Similarly, Orthodox Union engages the prospect immediately with its #10 outer, here asking in four different colors, "Can you name nine areas of Jewish life that your OU Membership supports?" Then, right underneath that teaser, it says, "It's time to renew!" In other words, it gives the prospect both reasons to get inside the envelope to find out the answers as well as to renew her membership (Archive code #609-179876-0901).
The next three mailings are all about the teaser, each potentially provoking prospects to at least open the envelope and put them on the path to donating. The American Legacy Foundation features former Surgeon General C. Everett Koop in the corner card of its 5" x 11-1/2" envelope and then says in large type, "Please join me in fighting the number one cause of preventable death in the U.S." In case that wasn't enough, the back of the outer uses a faux-yellow sticky note with faux-handwriting from "C.E.K.", which says, "Urgent! This information could save your life or that of someone you love" (Archive code #604-717473-0901).
CureSearch-the National Childhood Cancer Foundation Children's Oncology Group-announces itself in its effort's the corner card and then pictures a healthy female teenager with a shaved head in the opposite corner. The teaser asks, "Are you braver than a 10th grader?" In smaller type, it says, "She did what most kids wouldn't do for the 12, 500 children every year who don't have a choice..." The letter cleverly follows up on this, with before (with long blond hair) and after (bald) pictures of Kendra, who saw her 5-year-old brother battle cancer and win, and copy like this: "You don't have to do anything as drastic as shaving your head like Kendra, but by sending a gift of $20, $35 or even $50 ..." (Archive code #613-717493-0901).

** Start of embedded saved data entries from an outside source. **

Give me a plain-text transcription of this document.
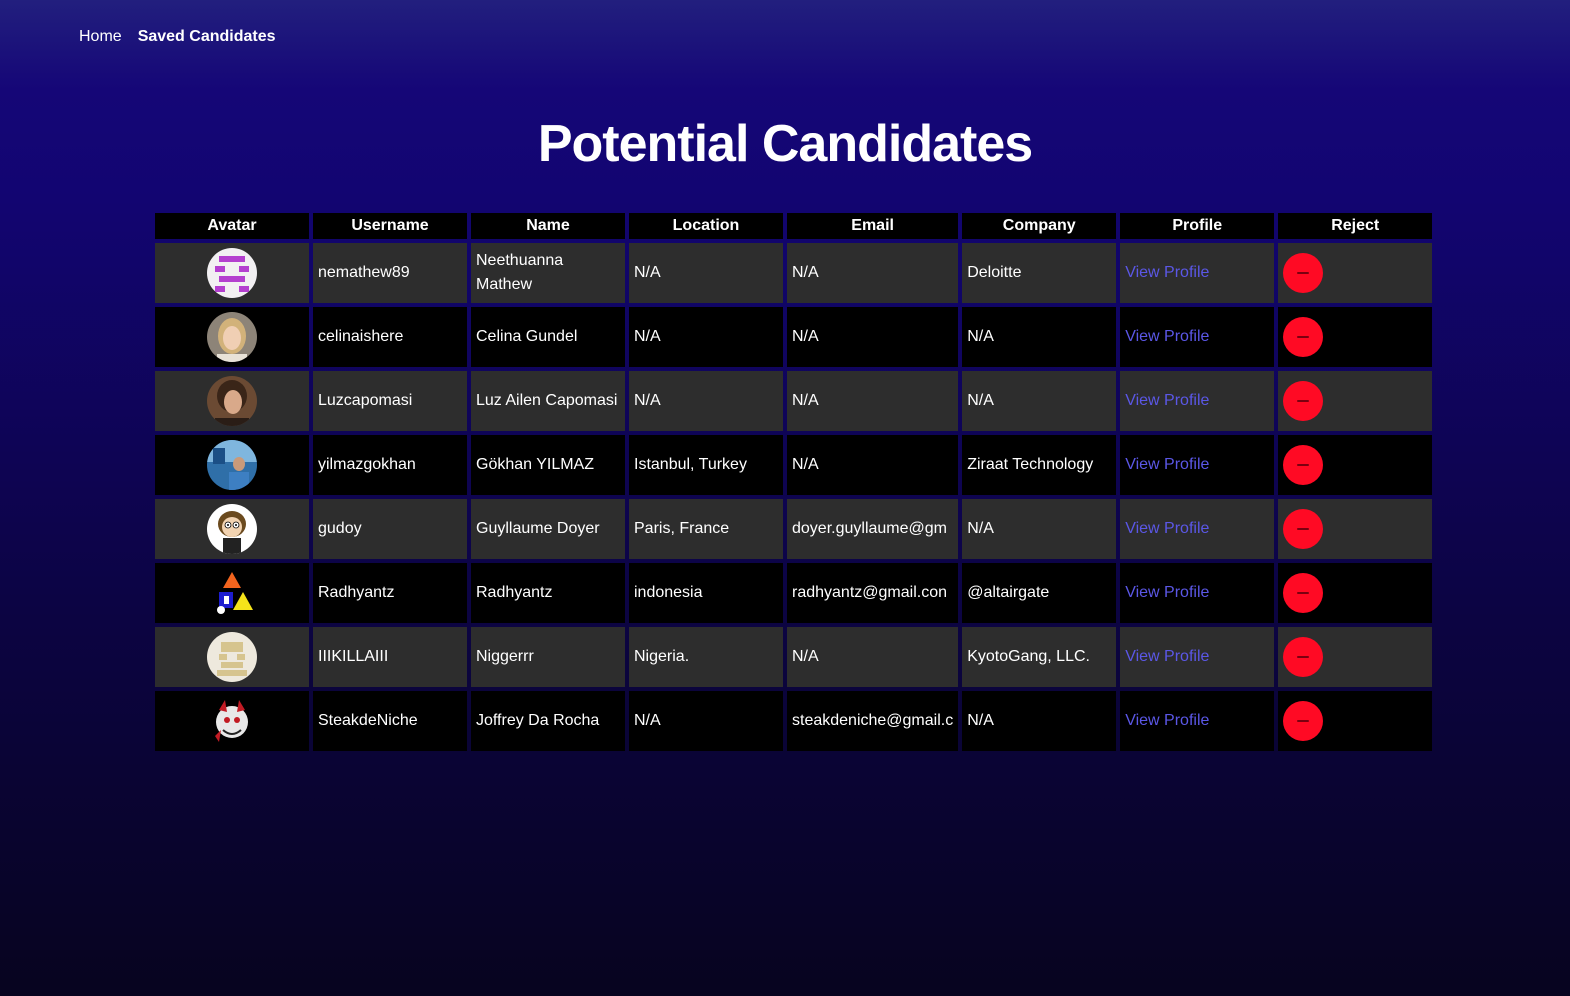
Home Saved Candidates
Potential Candidates
Avatar	Username	Name	Location	Email	Company	Profile	Reject

	nemathew89	Neethuanna Mathew	N/A	N/A	Deloitte	View Profile	

	celinaishere	Celina Gundel	N/A	N/A	N/A	View Profile	

	Luzcapomasi	Luz Ailen Capomasi	N/A	N/A	N/A	View Profile	

	yilmazgokhan	Gökhan YILMAZ	Istanbul, Turkey	N/A	Ziraat Technology	View Profile	

	gudoy	Guyllaume Doyer	Paris, France	doyer.guyllaume@gm	N/A	View Profile	

	Radhyantz	Radhyantz	indonesia	radhyantz@gmail.con	@altairgate	View Profile	

	IIIKILLAIII	Niggerrr	Nigeria.	N/A	KyotoGang, LLC.	View Profile	

	SteakdeNiche	Joffrey Da Rocha	N/A	steakdeniche@gmail.c	N/A	View Profile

Lastly, an envelope package from the National Center for Missing & Exploited Children features its well-known co-founder John Walsh (host of "America's Most Wanted" and whose son was abducted and murdered) in the corner card, including this photo, but really draws the attention with its teaser, "It was easier to find a missing car than a missing child." Inside, the four-page letter, buckslip and even reply card-which includes the message that "No one thinks it will happen to their family ... and we are passionate about making sure it doesn't"-hammers away with disturbing statistics and the reality that American children remain vulnerable, but that this organization can help make many of them safer (Archive code #613-171865-0901).